Depuis des années, des élèves montréalais ayant une déficience visuelle s’entraident à persévérer dans le sport grâce à une formule inspirante.

Ces jeunes fréquentent l’école Philip E. Layton (PEL), un établissement spécialisé de Montréal où de jeunes sportifs s’encouragent l’un l’autre à « bouger comme le vent ».

Gowrish Subramaniam était l’un d’eux. Avant d’y terminer ses études primaires l’an dernier, il y a pratiqué la natation, la course et le saut en longueur.

Lorsqu’il s’exerçait chaque année en vue du Défi sportif AlterGo, ses camarades de classe, lui et leur professeur d’éducation physique se poussaient à « courir comme le vent ».

Celui qui fréquente aujourd’hui l’école secondaire Westmount High s’est longtemps entraîné pour le 20 mètres avec corde et le 50 mètres avec guide.

« Je ne savais pas du tout qu’on pouvait utiliser une corde pour courir », partage le jeune adepte de musique traditionnelle sud-est asiatique.

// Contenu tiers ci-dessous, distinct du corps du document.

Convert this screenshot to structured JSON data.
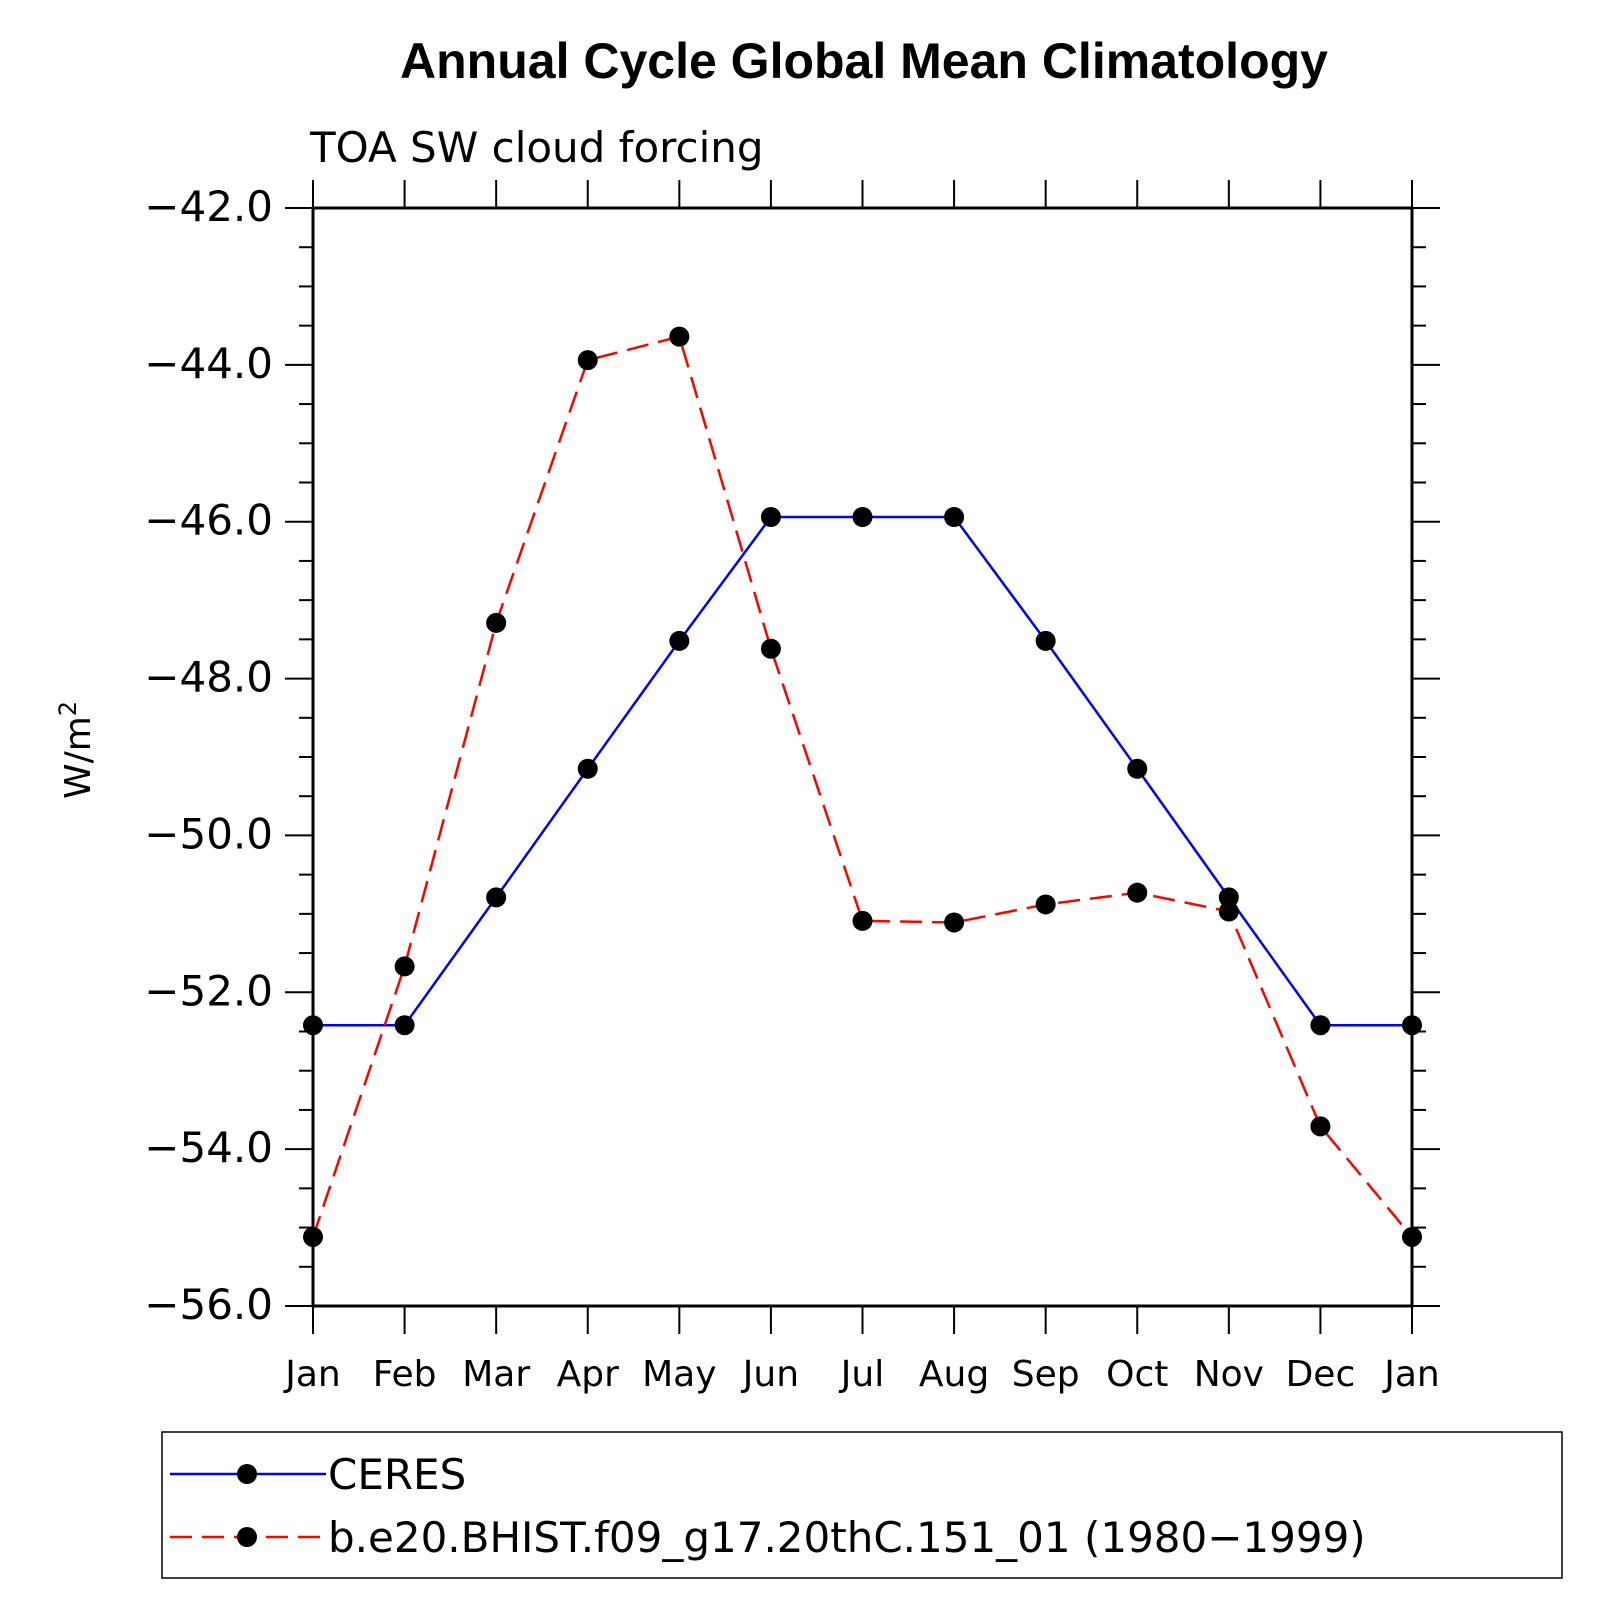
{
  "chart_data": {
    "type": "line",
    "title": "Annual Cycle Global Mean Climatology",
    "subtitle": "TOA SW cloud forcing",
    "ylabel": "W/m",
    "ylabel_sup": "2",
    "xlabel": "",
    "categories": [
      "Jan",
      "Feb",
      "Mar",
      "Apr",
      "May",
      "Jun",
      "Jul",
      "Aug",
      "Sep",
      "Oct",
      "Nov",
      "Dec",
      "Jan"
    ],
    "ylim": [
      -56.0,
      -42.0
    ],
    "y_ticks": [
      -42.0,
      -44.0,
      -46.0,
      -48.0,
      -50.0,
      -52.0,
      -54.0,
      -56.0
    ],
    "y_tick_labels": [
      "−42.0",
      "−44.0",
      "−46.0",
      "−48.0",
      "−50.0",
      "−52.0",
      "−54.0",
      "−56.0"
    ],
    "grid": false,
    "legend_position": "bottom",
    "series": [
      {
        "name": "CERES",
        "color": "#0000ff",
        "style": "solid",
        "marker": "filled-circle",
        "values": [
          -52.42,
          -52.42,
          -50.79,
          -49.15,
          -47.52,
          -45.94,
          -45.94,
          -45.94,
          -47.52,
          -49.15,
          -50.79,
          -52.42,
          -52.42
        ]
      },
      {
        "name": "b.e20.BHIST.f09_g17.20thC.151_01 (1980−1999)",
        "color": "#ff0000",
        "style": "dashed",
        "marker": "filled-circle",
        "values": [
          -55.12,
          -51.67,
          -47.29,
          -43.94,
          -43.64,
          -47.62,
          -51.09,
          -51.11,
          -50.88,
          -50.73,
          -50.97,
          -53.71,
          -55.12
        ]
      }
    ]
  }
}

« Ma motivation quand je m’entraîne à la course ou quand je participe au Défi, c’est d’atteindre mon plein potentiel, courir aussi vite que je peux », ajoute-t-il.

 Devise

Cela fait maintenant huit ans que l’école PEL participe au plus grand rendez-vous sportif annuel montréalais des athlètes ayant une limitation fonctionnelle.

Elle y envoie habituellement de 6 à 10 athlètes, qui prennent part à des épreuves d’athlétisme et de natation.

En avril dernier, ils étaient près d’une dizaine à porter des chandails arborant l’expression « Move like the wind » (« bouge comme le vent » en français).

En marge du Défi sportif AlterGo, PEL décerne des prix intitulés « Je bouge comme » afin de récompenser les élèves qui exécutent des mouvements lors d’activités physiques à l’école.

« Se heurter la tête ou le visage en courant ou en marchant quand on a une déficience visuelle, c’est traumatisant. Alors pouvoir courir sans crainte, au milieu de plein d’autres enfants qui font pareil, cela correspond au concept d’accessibilité universelle », commente leur professeur d’éducation physique, Jonathan Varghese.

Comme leurs pairs

Selon la spécialiste en orientation et mobilité Ingrid Osswald, qui aide des élèves de PEL, les enfants ayant une déficience visuelle sont généralement moins actifs physiquement et ont de moins bonnes habiletés motrices.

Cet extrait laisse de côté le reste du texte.